Defense Department unable to track down drone "mishap" data

Defense Department unable to track down drone “mishap” data

DoD Secretary contradicts January 2013 report to Congress

Written by
Edited by Michael Morisy

A version of this story appeared on Motherboard

As published today on Motherboard, the Office of the Secretary of Defense has denied having any database of military drone crashes. This directly contradicts a report submitted to Congress last year indicating that OSD transferred precisely this data to the Federal Aviation Administration.

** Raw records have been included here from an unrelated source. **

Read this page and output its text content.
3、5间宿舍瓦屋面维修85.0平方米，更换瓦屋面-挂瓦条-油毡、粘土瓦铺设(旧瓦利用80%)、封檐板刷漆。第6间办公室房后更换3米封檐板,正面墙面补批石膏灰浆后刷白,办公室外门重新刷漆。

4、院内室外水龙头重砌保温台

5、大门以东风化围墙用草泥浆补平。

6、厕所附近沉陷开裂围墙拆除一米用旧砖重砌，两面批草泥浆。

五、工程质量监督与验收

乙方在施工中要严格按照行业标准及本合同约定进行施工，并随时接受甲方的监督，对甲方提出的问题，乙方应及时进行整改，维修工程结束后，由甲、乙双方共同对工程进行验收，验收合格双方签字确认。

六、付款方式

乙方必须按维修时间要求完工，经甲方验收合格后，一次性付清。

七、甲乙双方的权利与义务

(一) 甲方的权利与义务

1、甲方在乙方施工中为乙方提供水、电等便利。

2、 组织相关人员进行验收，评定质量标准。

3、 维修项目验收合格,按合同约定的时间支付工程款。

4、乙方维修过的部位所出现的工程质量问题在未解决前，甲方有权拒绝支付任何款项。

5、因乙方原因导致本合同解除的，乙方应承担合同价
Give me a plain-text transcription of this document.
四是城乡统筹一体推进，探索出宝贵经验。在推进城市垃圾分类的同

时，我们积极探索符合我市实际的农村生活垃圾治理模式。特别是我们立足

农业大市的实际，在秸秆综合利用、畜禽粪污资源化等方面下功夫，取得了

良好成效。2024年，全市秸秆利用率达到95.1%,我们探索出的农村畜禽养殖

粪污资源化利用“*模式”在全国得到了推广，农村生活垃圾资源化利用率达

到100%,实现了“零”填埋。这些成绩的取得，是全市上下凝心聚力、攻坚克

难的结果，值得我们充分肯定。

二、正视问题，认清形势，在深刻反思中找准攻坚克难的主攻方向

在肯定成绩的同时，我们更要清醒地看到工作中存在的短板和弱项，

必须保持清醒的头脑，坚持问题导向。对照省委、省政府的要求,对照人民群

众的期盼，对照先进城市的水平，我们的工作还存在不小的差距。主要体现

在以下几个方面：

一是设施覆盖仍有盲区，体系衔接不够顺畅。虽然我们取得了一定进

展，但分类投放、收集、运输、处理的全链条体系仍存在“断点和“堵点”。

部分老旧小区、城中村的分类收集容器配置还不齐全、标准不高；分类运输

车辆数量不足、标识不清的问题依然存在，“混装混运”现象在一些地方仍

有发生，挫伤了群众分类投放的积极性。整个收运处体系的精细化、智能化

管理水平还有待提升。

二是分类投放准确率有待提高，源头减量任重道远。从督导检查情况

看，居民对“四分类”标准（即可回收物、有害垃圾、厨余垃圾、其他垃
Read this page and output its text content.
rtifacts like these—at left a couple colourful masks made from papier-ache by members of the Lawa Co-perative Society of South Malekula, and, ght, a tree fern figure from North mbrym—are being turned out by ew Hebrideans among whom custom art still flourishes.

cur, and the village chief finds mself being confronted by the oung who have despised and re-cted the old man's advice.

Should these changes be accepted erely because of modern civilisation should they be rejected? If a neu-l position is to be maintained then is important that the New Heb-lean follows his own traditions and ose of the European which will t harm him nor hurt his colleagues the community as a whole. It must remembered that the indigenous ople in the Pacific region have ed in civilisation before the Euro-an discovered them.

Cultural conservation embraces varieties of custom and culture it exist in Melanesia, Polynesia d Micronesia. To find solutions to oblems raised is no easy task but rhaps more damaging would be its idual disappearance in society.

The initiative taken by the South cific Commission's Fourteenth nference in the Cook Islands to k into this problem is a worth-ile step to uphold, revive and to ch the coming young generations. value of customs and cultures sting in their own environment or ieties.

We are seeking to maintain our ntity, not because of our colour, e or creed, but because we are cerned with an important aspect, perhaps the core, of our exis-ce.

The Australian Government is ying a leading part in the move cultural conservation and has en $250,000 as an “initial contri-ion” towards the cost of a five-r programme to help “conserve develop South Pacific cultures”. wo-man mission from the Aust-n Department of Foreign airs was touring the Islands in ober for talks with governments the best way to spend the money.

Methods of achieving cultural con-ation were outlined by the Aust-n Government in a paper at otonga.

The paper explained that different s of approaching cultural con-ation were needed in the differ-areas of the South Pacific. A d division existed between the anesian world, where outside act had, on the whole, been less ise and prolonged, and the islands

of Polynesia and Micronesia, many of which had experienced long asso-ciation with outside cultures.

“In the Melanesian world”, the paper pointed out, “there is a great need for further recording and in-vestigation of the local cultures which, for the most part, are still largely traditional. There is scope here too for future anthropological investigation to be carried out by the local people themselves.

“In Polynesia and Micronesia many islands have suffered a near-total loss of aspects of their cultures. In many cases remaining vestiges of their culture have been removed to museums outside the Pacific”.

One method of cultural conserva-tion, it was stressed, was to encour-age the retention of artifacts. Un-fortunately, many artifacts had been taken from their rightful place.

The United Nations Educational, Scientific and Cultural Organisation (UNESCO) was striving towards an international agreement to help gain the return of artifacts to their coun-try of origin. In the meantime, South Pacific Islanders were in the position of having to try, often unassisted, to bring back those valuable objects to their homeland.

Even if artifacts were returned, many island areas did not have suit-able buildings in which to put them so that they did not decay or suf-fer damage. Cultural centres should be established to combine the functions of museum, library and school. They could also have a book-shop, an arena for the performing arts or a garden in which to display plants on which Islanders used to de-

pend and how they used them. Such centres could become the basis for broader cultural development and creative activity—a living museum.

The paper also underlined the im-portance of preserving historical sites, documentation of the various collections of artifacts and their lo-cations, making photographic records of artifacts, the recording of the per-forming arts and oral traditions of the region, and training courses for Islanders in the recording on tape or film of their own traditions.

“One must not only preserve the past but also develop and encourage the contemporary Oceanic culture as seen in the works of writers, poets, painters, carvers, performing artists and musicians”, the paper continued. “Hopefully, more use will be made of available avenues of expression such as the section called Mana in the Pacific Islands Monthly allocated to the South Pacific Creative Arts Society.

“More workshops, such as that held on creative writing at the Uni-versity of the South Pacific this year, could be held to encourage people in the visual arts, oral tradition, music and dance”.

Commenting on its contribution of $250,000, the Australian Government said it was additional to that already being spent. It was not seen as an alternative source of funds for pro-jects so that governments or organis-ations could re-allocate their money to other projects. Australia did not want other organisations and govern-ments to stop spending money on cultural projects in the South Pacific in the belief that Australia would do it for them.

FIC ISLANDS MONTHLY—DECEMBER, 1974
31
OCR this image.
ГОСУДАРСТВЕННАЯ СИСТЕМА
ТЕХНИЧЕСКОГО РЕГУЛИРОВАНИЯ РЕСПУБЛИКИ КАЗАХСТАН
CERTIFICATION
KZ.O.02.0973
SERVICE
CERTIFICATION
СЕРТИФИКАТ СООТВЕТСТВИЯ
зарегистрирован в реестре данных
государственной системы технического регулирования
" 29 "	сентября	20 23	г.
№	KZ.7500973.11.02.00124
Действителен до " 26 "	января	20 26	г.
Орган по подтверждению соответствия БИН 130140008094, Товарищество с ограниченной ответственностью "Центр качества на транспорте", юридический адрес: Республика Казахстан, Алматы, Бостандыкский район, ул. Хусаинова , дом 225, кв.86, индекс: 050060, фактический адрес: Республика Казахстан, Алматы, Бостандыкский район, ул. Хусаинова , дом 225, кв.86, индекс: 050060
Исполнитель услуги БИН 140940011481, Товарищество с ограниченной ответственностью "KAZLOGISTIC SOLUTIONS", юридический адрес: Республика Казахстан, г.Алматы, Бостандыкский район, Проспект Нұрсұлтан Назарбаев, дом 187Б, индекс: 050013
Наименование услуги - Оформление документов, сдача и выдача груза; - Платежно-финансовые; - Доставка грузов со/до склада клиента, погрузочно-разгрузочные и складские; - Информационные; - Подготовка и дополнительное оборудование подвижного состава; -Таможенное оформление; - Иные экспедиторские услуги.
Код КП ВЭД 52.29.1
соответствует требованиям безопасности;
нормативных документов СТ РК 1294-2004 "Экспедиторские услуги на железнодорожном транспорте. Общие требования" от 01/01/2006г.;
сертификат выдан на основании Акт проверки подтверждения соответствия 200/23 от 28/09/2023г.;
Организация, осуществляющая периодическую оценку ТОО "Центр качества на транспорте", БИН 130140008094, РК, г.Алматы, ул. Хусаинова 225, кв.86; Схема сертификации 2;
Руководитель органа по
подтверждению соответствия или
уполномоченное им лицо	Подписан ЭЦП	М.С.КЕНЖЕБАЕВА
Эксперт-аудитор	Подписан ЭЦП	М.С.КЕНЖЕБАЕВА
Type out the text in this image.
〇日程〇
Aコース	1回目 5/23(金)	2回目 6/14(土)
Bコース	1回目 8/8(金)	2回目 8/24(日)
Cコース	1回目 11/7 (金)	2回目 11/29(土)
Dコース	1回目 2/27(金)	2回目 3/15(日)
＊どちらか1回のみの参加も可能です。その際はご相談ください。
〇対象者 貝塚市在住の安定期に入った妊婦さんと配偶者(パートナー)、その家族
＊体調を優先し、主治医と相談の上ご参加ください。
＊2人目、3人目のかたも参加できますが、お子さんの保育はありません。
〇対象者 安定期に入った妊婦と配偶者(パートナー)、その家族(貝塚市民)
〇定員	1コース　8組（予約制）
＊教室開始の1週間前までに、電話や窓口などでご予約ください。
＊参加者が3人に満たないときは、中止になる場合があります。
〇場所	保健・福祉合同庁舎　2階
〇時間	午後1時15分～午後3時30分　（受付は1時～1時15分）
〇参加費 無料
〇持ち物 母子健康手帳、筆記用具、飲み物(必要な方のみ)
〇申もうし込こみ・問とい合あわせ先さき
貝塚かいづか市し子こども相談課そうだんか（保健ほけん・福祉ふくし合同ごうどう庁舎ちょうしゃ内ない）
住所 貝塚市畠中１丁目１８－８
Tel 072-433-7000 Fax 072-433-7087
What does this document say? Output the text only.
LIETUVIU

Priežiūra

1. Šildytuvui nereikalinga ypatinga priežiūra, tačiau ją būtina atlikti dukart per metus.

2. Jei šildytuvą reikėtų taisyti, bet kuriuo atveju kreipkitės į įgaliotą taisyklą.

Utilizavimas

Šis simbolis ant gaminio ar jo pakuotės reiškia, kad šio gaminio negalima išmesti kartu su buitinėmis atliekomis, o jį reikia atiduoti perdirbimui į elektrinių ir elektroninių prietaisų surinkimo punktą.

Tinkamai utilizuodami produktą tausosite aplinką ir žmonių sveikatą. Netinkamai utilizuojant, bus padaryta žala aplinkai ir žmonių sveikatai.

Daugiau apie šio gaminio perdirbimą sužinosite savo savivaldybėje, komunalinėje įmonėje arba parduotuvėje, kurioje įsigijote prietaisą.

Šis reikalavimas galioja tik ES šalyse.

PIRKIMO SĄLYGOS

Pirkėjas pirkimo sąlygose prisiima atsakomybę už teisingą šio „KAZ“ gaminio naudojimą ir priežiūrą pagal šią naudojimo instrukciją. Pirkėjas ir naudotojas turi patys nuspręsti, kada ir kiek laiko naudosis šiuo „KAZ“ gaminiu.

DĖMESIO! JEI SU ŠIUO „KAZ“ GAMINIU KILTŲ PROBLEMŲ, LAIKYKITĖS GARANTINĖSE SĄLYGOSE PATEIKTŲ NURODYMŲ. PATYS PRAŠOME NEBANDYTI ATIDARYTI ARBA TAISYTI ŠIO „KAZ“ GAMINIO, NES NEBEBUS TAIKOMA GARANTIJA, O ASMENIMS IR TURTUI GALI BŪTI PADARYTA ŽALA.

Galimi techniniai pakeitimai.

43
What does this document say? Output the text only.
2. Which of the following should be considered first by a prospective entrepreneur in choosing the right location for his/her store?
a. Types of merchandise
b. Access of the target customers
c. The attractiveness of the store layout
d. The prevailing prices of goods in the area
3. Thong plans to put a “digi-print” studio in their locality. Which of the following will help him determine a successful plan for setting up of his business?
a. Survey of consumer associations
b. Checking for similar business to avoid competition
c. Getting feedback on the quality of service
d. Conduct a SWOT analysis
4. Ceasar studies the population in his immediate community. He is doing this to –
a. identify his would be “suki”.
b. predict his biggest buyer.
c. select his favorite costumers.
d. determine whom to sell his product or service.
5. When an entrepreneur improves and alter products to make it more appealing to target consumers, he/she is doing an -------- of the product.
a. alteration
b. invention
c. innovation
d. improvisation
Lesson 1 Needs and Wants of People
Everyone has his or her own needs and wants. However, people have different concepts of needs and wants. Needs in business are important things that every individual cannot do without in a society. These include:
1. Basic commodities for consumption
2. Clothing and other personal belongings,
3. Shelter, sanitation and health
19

In January 2013, the Under Secretary of Defense for Acquisition, Technology and Logistics, which oversees the DoD Unmanned Aerial Systems Task Force, reported to Congress that it had “provided the FAA with 6 years of [unmanned aerial system] mishap data” to allow federal airspace regulators “a better understanding of UAS safety considerations.”

But after MuckRock submitted FOIA requests to both the FAA and OSD as part of the Drone Census, officials from the Defense Secretary’s office insist that is has no record of such a database. Even when pointed to the precise page and paragraph of its own report, OSD records officers suggested that MuckRock pass the request on to each individual military branch.

Just as the FBI struggled to count its drone inventory, the Defense Department now claims incompetence to track down its own data. Given longstanding criticism of DoD’s scattershot management of its drone fleet and the storied lack of coordination (and even outright competition) between the military branches, such a blunder is not particularly shocking or even beyond possibility. But as the FAA gropes toward integrating drones into domestic airspace by 2015, legislators, regulators and the public need the kind of comprehensive safety data that only the military holds.

If the Defense Department can’t track down the right hard drive or filing cabinet, maybe the Secretary needs a new secretary.